The 10-year note yielded 3.42 percent as of 6:14 a.m. in London, according to data compiled by Bloomberg. The 2.625 percent security due November 2020 traded at 93 3/8. The yield has risen 10 basis points since Dec. 10, set for the longest stretch of weekly gains since the period ended Sept. 10. The rate climbed to 3.56 percent yesterday, the highest since May 13.

Benchmark 10-year yields may increase toward 4 percent by the first quarter of next year, Carr said.

GDP Growth

The U.S. economy grew 2.8 percent in the third quarter from a year earlier, quicker than the 2.5 percent estimate issued last month, the Commerce Department will say Dec. 22, according to a Bloomberg News survey. Purchases of existing homes rose to an annual rate of 4.71 million in November from 4.43 million the prior month, the National Association of Realtors will report the same day, a separate Bloomberg survey showed.

Economists forecast the Conference Board will say today its gauge of the outlook for the next three to six months climbed 1.1 percent in November, after gaining 0.5 percent in each of the previous two months.

The House voted 277-148 for final passage on the tax-cut agreement, accepting the deal that President Barack Obama negotiated with congressional Republicans.

The tax-cut plan extends through 2012 all Bush-era tax reductions on income, capital gains and dividends.
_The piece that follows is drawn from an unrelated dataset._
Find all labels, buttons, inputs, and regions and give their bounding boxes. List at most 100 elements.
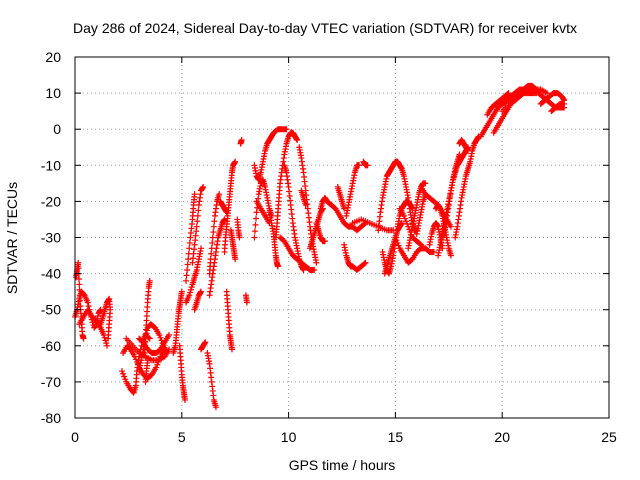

It continues expanded unemployment insurance benefits through 2011, reduces payroll taxes by 2 percentage points during 2011 and lets businesses write off 100 percent of capital investments between Sept. 9, 2010, and Dec. 31, 2011. Obama agreed on the plan with Republicans on Dec. 6.

Increased Deficit

House Speaker Nancy Pelosi of California, who wasn’t part of final negotiations on the measure, said she was troubled by the cost of the agreement.

“I salute President Obama for getting in the bill what is in there,” she said. “I’m sorry for the price that has to be paid by our children and our grandchildren to the Chinese government to pay for the increase in the deficit that the Republicans insisted upon.”

Record-low bond yields in the global market are “susceptible to a sudden reversal,” the Bank of England said in its Financial Stability Report released today.

An “abrupt snap back” in bond yields may destabilize the market as happened in 1994, the bank said, referring to a bond sell-off when the prospect of rising inflation led the Federal Reserve to begin tightening monetary policy.

‘Extended Period’

Former Fed Chairman Alan Greenspan increased borrowing costs six times in 1994, taking rates to 5.5 percent from 3 percent. Treasuries handed investors a 3 percent loss as a result, the first annual decline in a quarter century.

U.S. policy makers on Dec. 14 retained a commitment to keep the benchmark rate low for an “extended period,” holding the target for overnight lending between banks at zero to 0.25 percent, where it has been since December 2008. They also maintained a $600 billion program of debt purchases under so- called quantitative easing.

The Fed will buy $1.5 billion to $2.5 billion of Treasuries maturing between August 2028 and November 2040 today to help cap borrowing costs, according to its website.

BNP Paribas SA, the world’s biggest bank by assets, increased its forecast 10-year yields, predicting they will climb to 3.75 percent by the end of 2011 and reach 4.6 percent a year later.

“QE2 is a commitment to create inflation and, among other things, should exert upward pressure on 10-year yields,” analysts led by Paul Mortimer-Lee, London-based global head of market economics at BNP, wrote in a report yesterday. “In the near-term, we believe the sell-off is overdone and will partly reverse during the first quarter.”

Ten-year yields will rise to 3.55 percent by the end of next year, according to a Bloomberg survey of financial firms with the most recent forecasts given the heaviest weightings.